Pourtant, le Code du travail est clair : « Les jeunes travailleurs peuvent être affectés à des travaux légers. Il est interdit de les affecter à des travaux dangereux. » (travaux de démolition, abattage, élagage…). Mais en 2015, le gouvernement Valls a changé la donne sur les réglementations sur la sécurité. Depuis le décret Rebsamen du 17 avril 2015, les réglementations au travail se sont assouplies.
Pour « les besoins de leur formation professionnelle », les apprentis peuvent être affectés, « via une procédure de dérogation », à des manipulations dangereuses, comme le montage et démontage d’échafaudages, des travaux confinés dans des puits, conduites de gaz ou encore des égouts… Virginie Caron précise : « Ces dérogations existent. Mais l’employeur doit s’assurer qu’elles sont attribuées dans des conditions de sécurité valides, notamment pour les machines. Or, ce n’est pas le cas. » La CGT souhaiterait revenir sur ces décrets.
Pour les substances cancérogènes, c’est pire. « Depuis une dizaine d’années, une succession de décrets est ainsi venue assouplir considérablement les obligations des employeurs à l’égard de ces jeunes salariés », explique Anne Marchand, sociologue à l’université Paris-Saclay. Les entreprises ne sont plus tenues de demander une dérogation à l’inspection du travail pour exposer les apprentis aux produits cancérogènes. « Il suffit désormais de transmettre une simple déclaration. » « L’employeur reste quand même responsable de la sécurité de son équipe », rappelle Virginie Caron.
Consciente de ces lacunes, la Direction générale du travail (DGT) a lancé en 2023 un plan pour la prévention des accidents du travail graves et mortels (PATGM). Le ministère du Travail affirme que « plus d’un million d’élèves et apprentis des certificats d’aptitude professionnelle (CAP) /bac professionnel ont reçu un enseignement dédié en santé et sécurité au travail », en 2024 grâce à ce dispositif.
Le PATGM sensibilise notamment à l’exposition aux fortes chaleurs ainsi qu’aux malaises entraînant la mort. Chaque jour en France, plus de 100 travailleurs sont gravement blessés, et deux décèdent, d’après les chiffres officiels.

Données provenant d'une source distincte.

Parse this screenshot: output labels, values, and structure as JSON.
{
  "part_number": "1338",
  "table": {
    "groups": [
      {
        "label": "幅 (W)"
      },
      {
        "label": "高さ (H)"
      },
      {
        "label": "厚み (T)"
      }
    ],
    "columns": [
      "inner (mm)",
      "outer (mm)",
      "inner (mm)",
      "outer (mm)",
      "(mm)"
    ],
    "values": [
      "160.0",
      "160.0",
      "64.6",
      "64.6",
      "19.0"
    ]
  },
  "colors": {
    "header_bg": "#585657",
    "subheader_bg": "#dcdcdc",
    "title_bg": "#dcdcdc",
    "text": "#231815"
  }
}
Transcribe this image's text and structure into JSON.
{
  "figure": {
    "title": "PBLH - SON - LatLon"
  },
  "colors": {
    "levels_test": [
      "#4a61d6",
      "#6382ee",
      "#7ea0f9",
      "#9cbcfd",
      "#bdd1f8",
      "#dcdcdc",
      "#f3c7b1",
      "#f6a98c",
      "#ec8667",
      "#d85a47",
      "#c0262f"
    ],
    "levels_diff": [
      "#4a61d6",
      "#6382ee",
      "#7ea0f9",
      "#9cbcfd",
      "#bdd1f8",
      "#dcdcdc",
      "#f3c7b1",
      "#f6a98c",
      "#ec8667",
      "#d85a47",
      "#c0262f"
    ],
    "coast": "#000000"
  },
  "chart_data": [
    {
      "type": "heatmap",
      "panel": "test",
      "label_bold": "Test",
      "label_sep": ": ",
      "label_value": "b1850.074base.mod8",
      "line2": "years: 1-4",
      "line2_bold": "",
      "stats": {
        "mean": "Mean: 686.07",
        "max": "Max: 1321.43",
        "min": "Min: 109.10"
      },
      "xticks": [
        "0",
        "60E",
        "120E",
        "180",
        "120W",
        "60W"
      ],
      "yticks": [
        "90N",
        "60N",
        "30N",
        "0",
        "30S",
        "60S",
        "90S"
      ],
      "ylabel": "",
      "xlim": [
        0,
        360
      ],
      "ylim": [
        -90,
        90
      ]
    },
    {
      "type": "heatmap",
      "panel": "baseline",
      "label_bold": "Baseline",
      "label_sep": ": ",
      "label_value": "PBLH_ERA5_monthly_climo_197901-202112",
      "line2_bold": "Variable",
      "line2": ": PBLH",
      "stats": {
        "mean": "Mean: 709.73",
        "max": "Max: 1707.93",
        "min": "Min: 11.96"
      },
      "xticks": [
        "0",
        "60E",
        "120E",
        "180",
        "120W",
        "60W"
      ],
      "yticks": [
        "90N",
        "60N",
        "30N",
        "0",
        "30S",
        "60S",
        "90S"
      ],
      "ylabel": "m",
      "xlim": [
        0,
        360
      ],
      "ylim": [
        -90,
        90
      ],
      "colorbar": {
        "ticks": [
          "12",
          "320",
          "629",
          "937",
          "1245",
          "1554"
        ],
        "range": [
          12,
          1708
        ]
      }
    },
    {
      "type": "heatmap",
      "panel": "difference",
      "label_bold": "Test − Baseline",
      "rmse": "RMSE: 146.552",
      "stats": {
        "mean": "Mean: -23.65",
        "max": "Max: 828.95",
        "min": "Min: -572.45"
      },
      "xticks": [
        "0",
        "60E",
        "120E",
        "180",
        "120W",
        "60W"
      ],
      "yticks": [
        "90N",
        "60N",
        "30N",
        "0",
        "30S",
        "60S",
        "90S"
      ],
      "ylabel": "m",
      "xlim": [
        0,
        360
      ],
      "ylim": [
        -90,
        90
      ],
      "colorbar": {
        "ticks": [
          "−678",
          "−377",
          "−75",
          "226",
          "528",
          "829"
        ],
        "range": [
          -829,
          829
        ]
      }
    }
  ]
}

Premier élément de réponse, près de 180 inspecteurs du travail « prendront leur poste à l’été 2025 et 159 inspecteurs élèves sont actuellement en formation pour une prise de poste à l’été 2026 », affirme la DGT. L’objectif est de déployer des agents de l’inspection du travail l’année prochaine, auprès des élèves de lycée professionnel, « afin de les sensibiliser aux risques professionnels et de les informer sur leurs droits ».